Gambon, left, plays Professor Albus Dumbledore in this scene from Harry Potter and the Half-Blood Prince, the sixth film in the series. (Warner Bros. Pictures )

Multi-award winner

A multi-talented actor, Gambon was also the recipient of four coveted British Academy of Film and Television Arts awards for his television work.

He became a household name in Britain after his lead role in the 1986 BBC series The Singing Detective, written by Dennis Potter and considered a classic of British television drama.
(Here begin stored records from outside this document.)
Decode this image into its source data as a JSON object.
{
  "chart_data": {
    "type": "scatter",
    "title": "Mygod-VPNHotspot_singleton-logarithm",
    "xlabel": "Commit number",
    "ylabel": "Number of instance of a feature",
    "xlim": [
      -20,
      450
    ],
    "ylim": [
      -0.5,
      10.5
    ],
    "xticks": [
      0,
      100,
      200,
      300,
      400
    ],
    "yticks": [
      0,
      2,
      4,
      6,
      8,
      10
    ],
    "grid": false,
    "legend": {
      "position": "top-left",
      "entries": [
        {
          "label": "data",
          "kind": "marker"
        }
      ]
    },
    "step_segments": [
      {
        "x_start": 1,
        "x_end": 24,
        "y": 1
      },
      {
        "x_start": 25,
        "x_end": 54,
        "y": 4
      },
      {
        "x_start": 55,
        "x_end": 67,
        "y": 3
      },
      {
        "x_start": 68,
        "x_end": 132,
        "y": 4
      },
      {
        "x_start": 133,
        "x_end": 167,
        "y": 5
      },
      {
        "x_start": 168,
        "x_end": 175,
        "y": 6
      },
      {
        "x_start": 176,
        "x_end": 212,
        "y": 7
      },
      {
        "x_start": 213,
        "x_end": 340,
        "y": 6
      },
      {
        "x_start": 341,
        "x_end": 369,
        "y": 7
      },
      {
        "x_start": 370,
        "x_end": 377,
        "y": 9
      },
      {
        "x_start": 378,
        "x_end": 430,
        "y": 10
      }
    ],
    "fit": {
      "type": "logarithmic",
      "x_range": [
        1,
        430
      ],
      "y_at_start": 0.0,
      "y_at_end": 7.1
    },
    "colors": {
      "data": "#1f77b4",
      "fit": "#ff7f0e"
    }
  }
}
Gambon won the BAFTA for best actor for the role.

Gambon was versatile as an actor, but once told the BBC of his preference for playing “villainous characters.” He played gangster Eddie Temple in the British crime thriller Layer Cake and a Satanic crime boss in Peter Greenaway’s The Cook, The Thief, His Wife and Her Lover.

In 2015, he returned to the works of J.K. Rowling, taking a leading role in the TV adaptation of her book The Casual Vacancy.

Gambon retired from the stage in 2015 after struggling to remember his lines in front of an audience due to his advancing age. He once told the Sunday Times Magazine, “It’s a horrible thing to admit, but I can’t do it. It breaks my heart.”

The actor was always protective when it came to his private life. He married Anne Miller and they had one son, Fergus. He later had two sons with set designer Philippa Hart.